Historically, Saudi Arabia had backed Turkey over the Armenian genocide and was one of the few countries in the world to not acknowledge the independence of Armenia; Saudi Arabia also sided with Azerbaijan, the main ally of Turkey, over the Nagorno-Karabakh conflict. However, increasing tensions between Saudi Arabia and Turkey have resulted in Saudi Arabia slowly paying attention to the Armenian genocide, with government-run newspapers starting to mention the Armenian genocide, and anti-Turkish boycotts on the rise in the Saudi Kingdom as well.

In April 2019, Saudi Arabia supported an American Congressional resolution to recognize the Armenian genocide. The Saudi Arabian ambassador in Lebanon had also paid a visit to the Armenian Genocide Memorial to demonstrate Saudi solidarity to Armenia. During the 2020 Nagorno-Karabakh conflict, Saudi Arabia had called for a boycott of Turkish goods after Turkish president Erdoğan blamed Saudi Arabia for the tensions in the Caucasus and the Middle East.

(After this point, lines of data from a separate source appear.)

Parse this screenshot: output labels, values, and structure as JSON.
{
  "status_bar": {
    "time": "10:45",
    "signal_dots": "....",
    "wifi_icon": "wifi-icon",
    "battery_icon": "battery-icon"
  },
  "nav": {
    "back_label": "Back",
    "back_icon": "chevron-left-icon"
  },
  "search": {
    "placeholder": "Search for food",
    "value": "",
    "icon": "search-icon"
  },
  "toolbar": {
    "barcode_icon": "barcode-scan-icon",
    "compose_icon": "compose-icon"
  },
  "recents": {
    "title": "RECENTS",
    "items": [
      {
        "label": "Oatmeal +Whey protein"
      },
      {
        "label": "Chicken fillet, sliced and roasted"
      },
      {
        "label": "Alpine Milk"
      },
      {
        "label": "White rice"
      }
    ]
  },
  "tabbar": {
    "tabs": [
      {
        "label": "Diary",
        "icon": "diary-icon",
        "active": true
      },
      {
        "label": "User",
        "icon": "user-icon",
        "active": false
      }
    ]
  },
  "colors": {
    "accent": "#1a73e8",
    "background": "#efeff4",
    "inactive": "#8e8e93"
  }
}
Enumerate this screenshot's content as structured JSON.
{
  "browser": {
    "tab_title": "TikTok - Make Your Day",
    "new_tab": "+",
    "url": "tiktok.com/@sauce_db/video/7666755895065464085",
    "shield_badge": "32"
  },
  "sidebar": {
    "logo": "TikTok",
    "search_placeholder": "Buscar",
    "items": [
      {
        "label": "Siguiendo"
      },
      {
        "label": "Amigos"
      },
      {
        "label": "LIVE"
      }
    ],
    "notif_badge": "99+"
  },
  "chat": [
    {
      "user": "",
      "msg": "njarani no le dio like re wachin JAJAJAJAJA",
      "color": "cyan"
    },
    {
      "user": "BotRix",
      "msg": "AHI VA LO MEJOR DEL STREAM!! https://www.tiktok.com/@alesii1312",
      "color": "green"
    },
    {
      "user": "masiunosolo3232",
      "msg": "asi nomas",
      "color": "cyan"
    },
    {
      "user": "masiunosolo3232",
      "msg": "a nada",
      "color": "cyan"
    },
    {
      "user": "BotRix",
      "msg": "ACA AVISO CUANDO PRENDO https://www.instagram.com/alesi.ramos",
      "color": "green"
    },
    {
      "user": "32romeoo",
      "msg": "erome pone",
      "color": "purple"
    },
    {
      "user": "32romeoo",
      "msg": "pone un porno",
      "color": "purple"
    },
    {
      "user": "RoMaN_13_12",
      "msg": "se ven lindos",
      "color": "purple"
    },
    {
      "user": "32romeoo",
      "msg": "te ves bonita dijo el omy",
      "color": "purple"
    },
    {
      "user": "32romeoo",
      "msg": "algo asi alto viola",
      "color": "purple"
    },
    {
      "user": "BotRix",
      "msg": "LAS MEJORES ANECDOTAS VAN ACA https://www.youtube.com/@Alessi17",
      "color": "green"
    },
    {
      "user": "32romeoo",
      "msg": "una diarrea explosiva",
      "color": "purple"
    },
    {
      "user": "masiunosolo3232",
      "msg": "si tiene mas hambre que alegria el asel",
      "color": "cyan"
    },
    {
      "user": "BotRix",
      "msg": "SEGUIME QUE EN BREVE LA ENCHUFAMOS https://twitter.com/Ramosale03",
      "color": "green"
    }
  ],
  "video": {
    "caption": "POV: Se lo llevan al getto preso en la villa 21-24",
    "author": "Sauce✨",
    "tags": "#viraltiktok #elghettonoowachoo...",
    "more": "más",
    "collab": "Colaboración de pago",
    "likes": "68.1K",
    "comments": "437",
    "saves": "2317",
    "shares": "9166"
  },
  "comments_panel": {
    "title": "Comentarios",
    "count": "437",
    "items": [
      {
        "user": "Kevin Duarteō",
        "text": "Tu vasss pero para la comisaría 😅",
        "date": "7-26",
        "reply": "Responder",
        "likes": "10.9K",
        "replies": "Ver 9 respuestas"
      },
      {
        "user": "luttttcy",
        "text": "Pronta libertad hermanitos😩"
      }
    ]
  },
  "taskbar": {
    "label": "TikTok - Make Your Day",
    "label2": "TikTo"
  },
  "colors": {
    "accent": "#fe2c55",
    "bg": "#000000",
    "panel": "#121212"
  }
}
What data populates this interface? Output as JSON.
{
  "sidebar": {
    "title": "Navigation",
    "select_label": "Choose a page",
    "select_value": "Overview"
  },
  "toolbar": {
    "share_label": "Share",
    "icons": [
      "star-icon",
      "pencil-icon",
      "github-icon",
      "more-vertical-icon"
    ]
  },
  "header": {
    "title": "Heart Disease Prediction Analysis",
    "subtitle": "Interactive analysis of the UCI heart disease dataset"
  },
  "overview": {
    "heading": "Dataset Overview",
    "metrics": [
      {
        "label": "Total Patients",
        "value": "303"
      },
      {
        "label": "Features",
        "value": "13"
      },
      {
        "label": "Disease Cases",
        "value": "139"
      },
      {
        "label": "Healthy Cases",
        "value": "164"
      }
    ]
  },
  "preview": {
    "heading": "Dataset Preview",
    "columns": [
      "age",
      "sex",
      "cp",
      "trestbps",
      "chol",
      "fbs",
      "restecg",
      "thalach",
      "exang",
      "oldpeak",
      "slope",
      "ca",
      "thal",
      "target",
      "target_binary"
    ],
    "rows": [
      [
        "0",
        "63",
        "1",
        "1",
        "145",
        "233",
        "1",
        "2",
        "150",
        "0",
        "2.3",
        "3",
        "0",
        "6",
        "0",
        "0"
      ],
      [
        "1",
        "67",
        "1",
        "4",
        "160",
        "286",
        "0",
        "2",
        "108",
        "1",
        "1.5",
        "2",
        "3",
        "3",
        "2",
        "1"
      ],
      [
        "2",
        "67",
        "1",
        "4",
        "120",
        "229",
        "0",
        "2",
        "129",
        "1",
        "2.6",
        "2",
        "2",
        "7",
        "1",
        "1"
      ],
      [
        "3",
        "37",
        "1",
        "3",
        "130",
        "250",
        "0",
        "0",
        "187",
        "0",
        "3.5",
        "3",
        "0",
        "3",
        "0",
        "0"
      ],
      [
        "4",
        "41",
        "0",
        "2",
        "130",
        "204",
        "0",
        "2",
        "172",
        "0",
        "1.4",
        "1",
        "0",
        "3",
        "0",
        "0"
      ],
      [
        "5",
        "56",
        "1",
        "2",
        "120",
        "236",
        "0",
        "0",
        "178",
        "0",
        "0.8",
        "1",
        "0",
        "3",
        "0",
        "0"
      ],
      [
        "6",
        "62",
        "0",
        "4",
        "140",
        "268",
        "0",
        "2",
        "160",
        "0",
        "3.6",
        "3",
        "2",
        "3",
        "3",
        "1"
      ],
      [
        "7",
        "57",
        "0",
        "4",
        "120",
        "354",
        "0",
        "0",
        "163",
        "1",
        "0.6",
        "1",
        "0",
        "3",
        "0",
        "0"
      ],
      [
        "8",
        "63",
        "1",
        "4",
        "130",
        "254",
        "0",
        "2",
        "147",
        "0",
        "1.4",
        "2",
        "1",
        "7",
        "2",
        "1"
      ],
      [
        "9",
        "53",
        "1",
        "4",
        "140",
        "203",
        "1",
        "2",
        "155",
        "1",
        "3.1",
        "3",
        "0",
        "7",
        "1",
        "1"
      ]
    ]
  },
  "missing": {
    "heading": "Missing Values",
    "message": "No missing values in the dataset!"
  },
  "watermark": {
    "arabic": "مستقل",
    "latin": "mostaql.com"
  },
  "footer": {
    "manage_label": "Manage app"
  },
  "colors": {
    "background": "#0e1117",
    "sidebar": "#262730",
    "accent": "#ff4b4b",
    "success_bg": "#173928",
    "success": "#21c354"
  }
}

On the other hand, however, Saudi Arabia also needs to have leverage on relations with Azerbaijan, as Saudi Arabia has seen Azerbaijan as a potential place to destabilize Iran, an ally of Armenia but also Turkey and Saudi Arabia's adversary, thus Saudi Arabia takes its action carefully, although Saudi opposition to Turkey has soared.

==High-level visits==
=== To Saudi Arabia ===

| N | Date | Position | Type |
|---|---|---|---|
| 1 | 17–18 April 2024 | Minister of Foreign Affairs of Armenia Ararat Mirzoyan | Official |

==Diplomatic missions==
- Armenia is accredited to Saudi Arabia from its embassy in Abu Dhabi, United Arab Emirates.
- Saudi Arabia is accredited to Armenia from its embassy in Tbilisi, Georgia.